Still, even Primakov was not yet opposed so much to NATO expansion
and instead pushed for a more multipolar world. To say that relations
merely “worsened” with the West with NATO's airstrikes in the
Balkans in 1999 is an understatement. NATO's rampant expansionism set
the stage for Russia in the 21st century (103). For better or worse,
Russia found itself poised once more as a counterbalance to the West,
though not on the bipolar level of the Cold War, and Statist Russia
quickly allied itself with nonwestern powers in an attempt at
ensuring a power balance.
Much
of Russia's foreign policy has been reactionary to how the United
States acts. The Chechen War in 1999 has had a lasting effect on
Russia, beyond the obvious tension. Much like how Americans united
around Bush in the aftermath of 9-11, so too did Russians around
Putin, who was a greatly unpopular prime minister (103). Putin was
quite friendly to western interests in the aftermath of 9-11, sharing
with them a mutual concern regarding terrorism. Russia had been
plagued with terrorism since 1999, and Putin saw this as more of a
threat to Russian security than conventional warfare between states
(105). Another event in the United States' continuation of the war on
terror ultimately put the two powers at odds, once more – the
invasion of Iraq. The United States had acted unilaterally,
completing going over the head of the United Nations unlike the
earlier airstrikes at the turn of the century (143). This boiled into
three separate fears: a US policy of regime change, internal
revolutions, and radicalization of Muslims through a perceived clash
of civilizations. Russia perceives the continued expansion of NATO as
a threat of a military bloc right on its border. Russia also blames
the “colored revolutions” as being orchestrated by the United
States, and took steps to expunge “foreign agents” from Russia,
including even the Peace Corps.
Russia
is no longer quite as bound by ideology as it once had been,
particularly under the Soviet era.
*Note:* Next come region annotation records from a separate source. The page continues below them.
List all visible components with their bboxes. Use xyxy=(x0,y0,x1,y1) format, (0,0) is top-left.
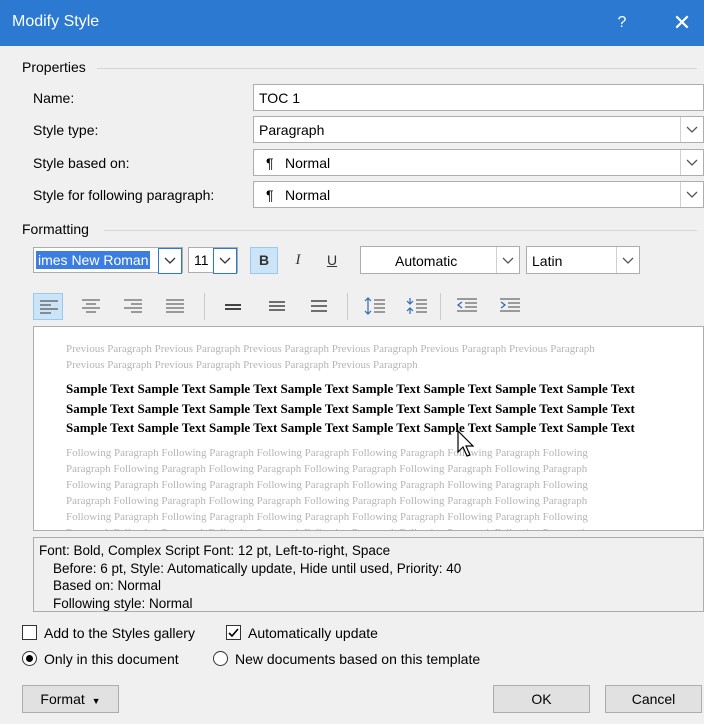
based-on-dropdown[interactable]: ¶ Normal xyxy=(253,149,704,176)
align-right-icon xyxy=(124,299,142,313)
decrease-spacing-before-button[interactable] xyxy=(402,293,432,320)
toolbar-separator xyxy=(347,293,348,320)
increase-indent-button[interactable] xyxy=(495,293,525,320)
style-type-value: Paragraph xyxy=(259,122,325,138)
name-field[interactable]: TOC 1 xyxy=(253,84,704,111)
underline-button[interactable]: U xyxy=(318,247,346,274)
title-bar: Modify Style ? ✕ xyxy=(0,0,704,46)
only-this-document-radio[interactable] xyxy=(22,651,37,666)
align-left-icon xyxy=(40,300,58,314)
align-left-button[interactable] xyxy=(33,293,63,320)
ok-button[interactable]: OK xyxy=(493,685,590,713)
space-before-icon xyxy=(364,297,385,315)
add-to-gallery-label[interactable]: Add to the Styles gallery xyxy=(44,625,195,641)
font-size-value: 11 xyxy=(194,252,209,268)
description-line: Before: 6 pt, Style: Automatically updat… xyxy=(53,560,462,576)
add-to-gallery-checkbox[interactable] xyxy=(22,625,37,640)
name-label: Name: xyxy=(33,90,75,106)
new-documents-radio[interactable] xyxy=(213,651,228,666)
following-style-value: Normal xyxy=(285,187,331,203)
single-spacing-button[interactable] xyxy=(218,293,248,320)
auto-update-label[interactable]: Automatically update xyxy=(248,625,378,641)
single-spacing-icon xyxy=(225,304,241,310)
preview-previous-paragraph: Previous Paragraph Previous Paragraph Pr… xyxy=(66,343,595,371)
chevron-down-icon[interactable] xyxy=(680,150,703,175)
name-value: TOC 1 xyxy=(259,90,300,106)
description-line: Following style: Normal xyxy=(53,595,193,611)
space-after-icon xyxy=(406,298,427,314)
formatting-divider xyxy=(104,230,697,231)
style-preview: Previous Paragraph Previous Paragraph Pr… xyxy=(33,326,704,531)
script-value: Latin xyxy=(532,253,563,269)
bold-button[interactable]: B xyxy=(250,247,278,274)
style-type-dropdown[interactable]: Paragraph xyxy=(253,116,704,143)
format-button-label: Format xyxy=(40,691,85,707)
decrease-indent-button[interactable] xyxy=(452,293,482,320)
italic-button[interactable]: I xyxy=(284,247,312,274)
increase-spacing-before-button[interactable] xyxy=(360,293,390,320)
help-button[interactable]: ? xyxy=(604,9,640,37)
double-spacing-icon xyxy=(311,300,327,312)
format-button[interactable]: Format ▼ xyxy=(22,685,119,713)
chevron-down-icon[interactable] xyxy=(616,247,639,273)
align-center-button[interactable] xyxy=(76,293,106,320)
checkmark-icon xyxy=(228,628,239,638)
chevron-down-icon[interactable] xyxy=(680,117,703,142)
align-center-icon xyxy=(82,299,100,313)
mouse-cursor-icon xyxy=(457,430,475,457)
triangle-down-icon: ▼ xyxy=(91,696,101,706)
chevron-down-icon[interactable] xyxy=(496,247,519,273)
font-name-combo[interactable]: imes New Roman xyxy=(33,247,183,274)
font-size-combo[interactable]: 11 xyxy=(188,247,238,274)
following-style-label: Style for following paragraph: xyxy=(33,187,215,203)
decrease-indent-icon xyxy=(456,298,477,312)
close-button[interactable]: ✕ xyxy=(664,9,700,37)
based-on-label: Style based on: xyxy=(33,155,130,171)
pilcrow-icon: ¶ xyxy=(266,155,274,171)
properties-divider xyxy=(97,68,697,69)
description-line: Font: Bold, Complex Script Font: 12 pt, … xyxy=(39,543,391,558)
cancel-button[interactable]: Cancel xyxy=(605,685,702,713)
pilcrow-icon: ¶ xyxy=(266,187,274,203)
style-description: Font: Bold, Complex Script Font: 12 pt, … xyxy=(33,537,704,612)
font-color-dropdown[interactable]: Automatic xyxy=(360,246,520,274)
font-color-value: Automatic xyxy=(395,253,458,269)
following-style-dropdown[interactable]: ¶ Normal xyxy=(253,181,704,208)
double-spacing-button[interactable] xyxy=(304,293,334,320)
only-this-document-label[interactable]: Only in this document xyxy=(44,651,179,667)
style-type-label: Style type: xyxy=(33,122,99,138)
justify-icon xyxy=(166,299,184,313)
based-on-value: Normal xyxy=(285,155,331,171)
justify-button[interactable] xyxy=(160,293,190,320)
onehalf-spacing-button[interactable] xyxy=(262,293,292,320)
auto-update-checkbox[interactable] xyxy=(226,625,241,640)
chevron-down-icon[interactable] xyxy=(680,182,703,207)
chevron-down-icon[interactable] xyxy=(213,248,237,274)
script-dropdown[interactable]: Latin xyxy=(526,246,640,274)
preview-following-paragraph: Following Paragraph Following Paragraph … xyxy=(66,447,588,530)
new-documents-label[interactable]: New documents based on this template xyxy=(235,651,480,667)
formatting-section-label: Formatting xyxy=(22,221,89,237)
font-name-value[interactable]: imes New Roman xyxy=(36,251,151,269)
toolbar-separator xyxy=(204,293,205,320)
align-right-button[interactable] xyxy=(118,293,148,320)
increase-indent-icon xyxy=(500,298,520,312)
onehalf-spacing-icon xyxy=(269,301,285,311)
chevron-down-icon[interactable] xyxy=(158,248,182,274)
toolbar-separator xyxy=(440,293,441,320)
preview-sample-text: Sample Text Sample Text Sample Text Samp… xyxy=(66,381,635,435)
dialog-title: Modify Style xyxy=(12,13,100,30)
description-line: Based on: Normal xyxy=(53,578,162,593)
properties-section-label: Properties xyxy=(22,59,86,75)
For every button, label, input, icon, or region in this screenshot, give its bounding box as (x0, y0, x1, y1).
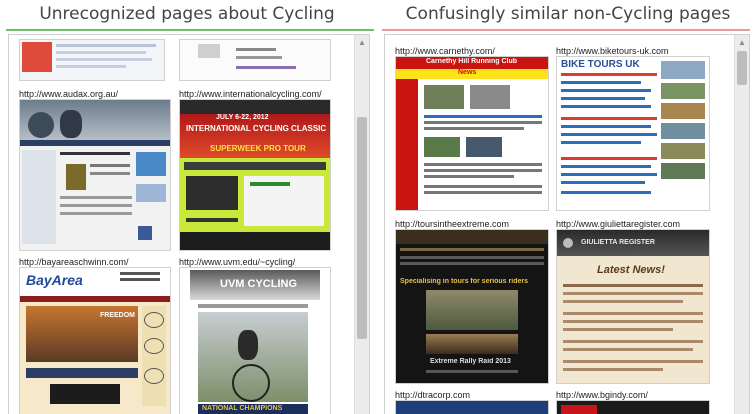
site-headline: Specialising in tours for serious riders (400, 278, 528, 285)
site-logo: BayArea (26, 272, 83, 288)
thumbnail-biketours-uk[interactable]: BIKE TOURS UK (556, 56, 710, 211)
scroll-up-arrow-icon[interactable]: ▲ (735, 37, 749, 49)
right-results-panel[interactable]: http://www.carnethy.com/ Carnethy Hill R… (384, 34, 750, 414)
thumbnail-bayareaschwinn[interactable]: BayArea FREEDOM (19, 267, 171, 414)
thumbnail-audax[interactable] (19, 99, 171, 251)
result-url[interactable]: http://www.bgindy.com/ (556, 390, 648, 400)
right-scrollbar-thumb[interactable] (737, 51, 747, 85)
thumbnail-partial-2[interactable] (179, 39, 331, 81)
right-panel-title: Confusingly similar non-Cycling pages (405, 4, 731, 24)
event-date: JULY 6-22, 2012 (216, 114, 269, 121)
event-headline: INTERNATIONAL CYCLING CLASSIC (186, 124, 327, 133)
right-panel-underline (382, 29, 750, 31)
thumbnail-bgindy[interactable] (556, 400, 710, 414)
result-url[interactable]: http://bayareaschwinn.com/ (19, 257, 129, 267)
result-url[interactable]: http://www.giuliettaregister.com (556, 219, 680, 229)
site-headline: Carnethy Hill Running Club (426, 58, 517, 65)
thumbnail-carnethy[interactable]: Carnethy Hill Running Club News (395, 56, 549, 211)
result-url[interactable]: http://www.internationalcycling.com/ (179, 89, 322, 99)
result-url[interactable]: http://www.carnethy.com/ (395, 46, 495, 56)
event-subhead: SUPERWEEK PRO TOUR (210, 144, 306, 153)
thumbnail-giuliettaregister[interactable]: GIULIETTA REGISTER Latest News! (556, 229, 710, 384)
site-footer: NATIONAL CHAMPIONS (202, 405, 283, 412)
site-nav: News (458, 69, 477, 76)
result-url[interactable]: http://www.biketours-uk.com (556, 46, 669, 56)
freedom-badge: FREEDOM (100, 312, 135, 319)
site-subhead: Latest News! (597, 264, 665, 276)
result-url[interactable]: http://www.audax.org.au/ (19, 89, 118, 99)
site-headline: GIULIETTA REGISTER (581, 239, 655, 246)
result-url[interactable]: http://www.uvm.edu/~cycling/ (179, 257, 295, 267)
result-url[interactable]: http://toursintheextreme.com (395, 219, 509, 229)
site-headline: UVM CYCLING (220, 278, 297, 290)
site-caption: Extreme Rally Raid 2013 (430, 358, 511, 365)
thumbnail-dtracorp[interactable] (395, 400, 549, 414)
left-scrollbar-thumb[interactable] (357, 117, 367, 339)
thumbnail-internationalcycling[interactable]: JULY 6-22, 2012 INTERNATIONAL CYCLING CL… (179, 99, 331, 251)
scroll-up-arrow-icon[interactable]: ▲ (355, 37, 369, 49)
left-scrollbar[interactable]: ▲ (354, 35, 369, 414)
left-panel-title: Unrecognized pages about Cycling (39, 4, 335, 24)
result-url[interactable]: http://dtracorp.com (395, 390, 470, 400)
left-results-panel[interactable]: http://www.audax.org.au/ http://www.inte… (8, 34, 370, 414)
site-headline: BIKE TOURS UK (561, 59, 640, 70)
right-scrollbar[interactable]: ▲ (734, 35, 749, 414)
thumbnail-partial-1[interactable] (19, 39, 165, 81)
left-panel-underline (6, 29, 374, 31)
thumbnail-uvm-cycling[interactable]: UVM CYCLING NATIONAL CHAMPIONS (179, 267, 331, 414)
thumbnail-toursintheextreme[interactable]: Specialising in tours for serious riders… (395, 229, 549, 384)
Russia operates in an incredibly
pragmatic manner, twisting and turning to worm its way through the
obstacles that it finds itself within. These often result in longterm
policy changes, as a direct result of experience, drastically
changing the political landscape of the country. “Persistent
factors” are not so persistent; reducing Russian foreign policy to
a formula will often leave an analyst surprised and dumbfounded.
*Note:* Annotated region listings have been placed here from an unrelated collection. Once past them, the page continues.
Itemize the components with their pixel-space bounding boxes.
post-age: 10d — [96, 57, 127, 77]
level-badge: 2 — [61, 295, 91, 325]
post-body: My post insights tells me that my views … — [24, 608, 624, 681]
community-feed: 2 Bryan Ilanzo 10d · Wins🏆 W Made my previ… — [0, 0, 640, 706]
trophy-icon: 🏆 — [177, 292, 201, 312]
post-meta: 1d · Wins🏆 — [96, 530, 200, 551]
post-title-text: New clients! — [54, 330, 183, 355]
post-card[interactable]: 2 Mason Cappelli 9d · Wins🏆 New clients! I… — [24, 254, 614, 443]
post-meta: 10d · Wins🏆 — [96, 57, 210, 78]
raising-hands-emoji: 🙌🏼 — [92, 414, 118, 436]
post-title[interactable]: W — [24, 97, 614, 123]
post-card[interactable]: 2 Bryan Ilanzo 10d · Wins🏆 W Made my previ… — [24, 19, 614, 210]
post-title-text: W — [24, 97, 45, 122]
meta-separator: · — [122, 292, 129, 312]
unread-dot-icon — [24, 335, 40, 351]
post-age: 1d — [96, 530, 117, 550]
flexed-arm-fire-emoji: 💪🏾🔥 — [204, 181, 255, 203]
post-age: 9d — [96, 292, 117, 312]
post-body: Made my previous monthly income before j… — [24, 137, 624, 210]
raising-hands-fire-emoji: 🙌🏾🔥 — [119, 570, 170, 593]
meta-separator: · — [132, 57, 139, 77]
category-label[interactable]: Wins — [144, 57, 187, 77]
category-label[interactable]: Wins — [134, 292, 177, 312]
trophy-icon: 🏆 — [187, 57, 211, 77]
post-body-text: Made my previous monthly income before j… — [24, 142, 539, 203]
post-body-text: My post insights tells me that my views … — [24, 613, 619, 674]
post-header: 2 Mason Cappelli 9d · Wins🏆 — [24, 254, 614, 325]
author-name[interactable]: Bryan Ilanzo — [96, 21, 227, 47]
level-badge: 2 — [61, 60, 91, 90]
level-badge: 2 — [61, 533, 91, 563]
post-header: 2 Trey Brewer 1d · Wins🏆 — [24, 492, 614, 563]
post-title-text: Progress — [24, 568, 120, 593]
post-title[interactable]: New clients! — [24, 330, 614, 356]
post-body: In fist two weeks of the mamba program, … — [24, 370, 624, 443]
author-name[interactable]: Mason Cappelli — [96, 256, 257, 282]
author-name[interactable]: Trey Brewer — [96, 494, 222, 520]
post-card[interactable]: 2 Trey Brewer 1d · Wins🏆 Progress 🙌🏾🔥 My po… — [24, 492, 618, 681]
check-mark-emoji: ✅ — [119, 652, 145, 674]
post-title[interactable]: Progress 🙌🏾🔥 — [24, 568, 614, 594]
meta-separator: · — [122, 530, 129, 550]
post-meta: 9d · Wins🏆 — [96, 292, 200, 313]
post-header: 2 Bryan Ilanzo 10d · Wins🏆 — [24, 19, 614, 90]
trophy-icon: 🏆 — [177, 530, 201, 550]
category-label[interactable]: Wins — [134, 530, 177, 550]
Russia's attempts at westernization were derailed by sharp, painful
situations, and terrorism's influence on the country is third only
perhaps to Israel and the United States. It is important to keep an
eye on Russia's approach to foreign policy in the brewing turmoil
within the Middle East, especially given their feelings of being
“duped” by the United Nations with regards to Libya – and now
they stand flatly opposing interventionism in Syria.
Works
Cited
Tsygankov,
Andrei P. Russia's
Foreign Policy: Change and Continuity in National Identity.
2nd ed. Lanham, Maryland: Rowman and Littlefield, 2010. Print.